Sebelumnya, Hakim PN Jakarta Selatan, Afrizal Hadi memutuskan penetapan tersangka Gubernur Kalsel Sahbirin Noor oleh KPK tidak sah.

Menurut Afrizal, salah satu pertimbangannya berdasarkan keterangan ahli, dalam KUHP tidak ada definisi melarikan diri.

“Menimbang bahwa menurut keterangan ahli yang diajukan pemohon dalam persidangan maupun yang dilampirkan. Menerangkan bahwa di dalam KUHP tidak ada definisi atau melarikan diri,” kata hakim Afrizal di persidangan.

Secara umum, lanjut Afrizal, yang dimaksud melarikan diri adalah orang yang menghindari atau menjauhi suatu kewajiban atas tindakan yg dilakukan oleh pihak lain.

“Artinya, melarikan diri itu merupakan suatu reaksi atas aksi yang dilakukan. Dalam konteks ini, manakala dalam hal tersebut belum dilakukan pemanggilan.

Kemudian penyidik menyatakan bahwa tersangka melarikan diri atau menyatakan tersangka tidak ditemukan atau tidak ada,” kata hakim Afrizal Hadi.

Dua Konsep Berbeda

“Maka hal itu tidak dapat dinyatakan pengertian melarikan diri. Karena menurut ahli, melarikan diri dengan tidak ditemukan merupakan dua konsep berbeda,” jelas Afrizal.

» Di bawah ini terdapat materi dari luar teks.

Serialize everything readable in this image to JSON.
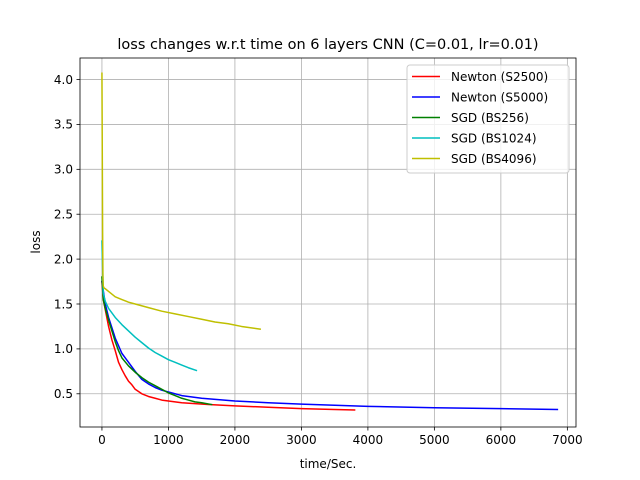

Kalau tidak ditemukan, lanjut hakim Afrizal, belum tentu melarikan diri. Sementara melarikan diri bisa jadi ditemukan tapi tidak bisa ditangkap.

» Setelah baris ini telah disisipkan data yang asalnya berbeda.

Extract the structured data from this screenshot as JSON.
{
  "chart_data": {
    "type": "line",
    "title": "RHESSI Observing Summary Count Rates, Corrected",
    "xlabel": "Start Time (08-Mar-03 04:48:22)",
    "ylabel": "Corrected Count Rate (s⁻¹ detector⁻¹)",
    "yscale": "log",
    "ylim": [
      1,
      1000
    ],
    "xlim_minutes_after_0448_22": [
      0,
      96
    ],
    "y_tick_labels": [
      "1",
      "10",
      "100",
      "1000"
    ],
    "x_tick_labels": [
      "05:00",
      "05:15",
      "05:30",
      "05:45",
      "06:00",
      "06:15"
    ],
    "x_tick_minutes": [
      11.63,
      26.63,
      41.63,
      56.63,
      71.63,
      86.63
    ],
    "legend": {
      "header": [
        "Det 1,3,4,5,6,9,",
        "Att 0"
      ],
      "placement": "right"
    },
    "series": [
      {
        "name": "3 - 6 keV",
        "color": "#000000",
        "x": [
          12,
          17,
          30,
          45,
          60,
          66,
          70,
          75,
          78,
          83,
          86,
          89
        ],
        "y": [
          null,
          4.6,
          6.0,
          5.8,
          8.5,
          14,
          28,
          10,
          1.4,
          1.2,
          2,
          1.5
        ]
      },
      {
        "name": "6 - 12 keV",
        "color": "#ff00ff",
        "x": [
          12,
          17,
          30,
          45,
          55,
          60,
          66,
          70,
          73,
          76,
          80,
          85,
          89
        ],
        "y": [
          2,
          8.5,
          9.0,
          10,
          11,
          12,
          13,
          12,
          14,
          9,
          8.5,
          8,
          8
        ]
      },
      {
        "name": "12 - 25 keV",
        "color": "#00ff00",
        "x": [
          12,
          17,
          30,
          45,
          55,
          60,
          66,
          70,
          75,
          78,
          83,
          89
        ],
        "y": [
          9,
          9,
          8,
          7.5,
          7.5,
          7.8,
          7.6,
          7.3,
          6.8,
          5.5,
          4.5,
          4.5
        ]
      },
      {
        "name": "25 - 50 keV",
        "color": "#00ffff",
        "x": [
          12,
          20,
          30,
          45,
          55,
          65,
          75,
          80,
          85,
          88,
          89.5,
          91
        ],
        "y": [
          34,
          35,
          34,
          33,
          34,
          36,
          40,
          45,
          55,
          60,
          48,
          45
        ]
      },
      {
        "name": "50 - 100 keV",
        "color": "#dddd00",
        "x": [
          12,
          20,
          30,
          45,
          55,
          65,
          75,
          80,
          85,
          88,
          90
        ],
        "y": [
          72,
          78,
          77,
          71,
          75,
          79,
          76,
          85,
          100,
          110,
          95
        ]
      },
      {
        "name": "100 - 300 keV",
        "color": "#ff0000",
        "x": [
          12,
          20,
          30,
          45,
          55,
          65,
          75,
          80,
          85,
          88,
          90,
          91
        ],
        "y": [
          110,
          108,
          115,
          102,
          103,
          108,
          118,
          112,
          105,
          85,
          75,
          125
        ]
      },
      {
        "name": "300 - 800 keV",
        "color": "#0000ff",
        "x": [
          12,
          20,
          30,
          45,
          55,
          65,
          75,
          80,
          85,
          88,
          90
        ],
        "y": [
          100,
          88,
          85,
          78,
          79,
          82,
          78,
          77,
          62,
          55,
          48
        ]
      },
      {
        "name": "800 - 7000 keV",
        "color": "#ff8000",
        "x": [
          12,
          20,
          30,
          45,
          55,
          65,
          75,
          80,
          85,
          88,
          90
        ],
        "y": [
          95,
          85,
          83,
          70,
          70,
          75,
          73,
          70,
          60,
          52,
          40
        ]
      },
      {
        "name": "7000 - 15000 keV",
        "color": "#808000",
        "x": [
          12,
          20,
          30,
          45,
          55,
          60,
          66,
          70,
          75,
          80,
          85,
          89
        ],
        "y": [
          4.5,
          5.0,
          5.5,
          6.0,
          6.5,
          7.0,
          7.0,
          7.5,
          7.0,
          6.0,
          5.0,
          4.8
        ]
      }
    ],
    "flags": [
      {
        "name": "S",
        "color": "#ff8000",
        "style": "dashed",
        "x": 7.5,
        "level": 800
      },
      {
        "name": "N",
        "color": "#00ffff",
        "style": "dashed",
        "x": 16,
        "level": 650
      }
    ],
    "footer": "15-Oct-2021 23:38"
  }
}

“Dengan demikian menurut ahli. Tersangka belum mengetahui apa kewajibannya terhadap surat panggilan. Karena surat panggilan belum diterima oleh tersangka dan terhadap surat panggilan tersebut belum disebutkan juga posisinya apakah sebagai saksi atau tersangka,” tegas hakim.

Hakim Afrizal melanjutkan maka petitum kedua, ketiga, keempat dan kelima permohonan patut dikabulkan.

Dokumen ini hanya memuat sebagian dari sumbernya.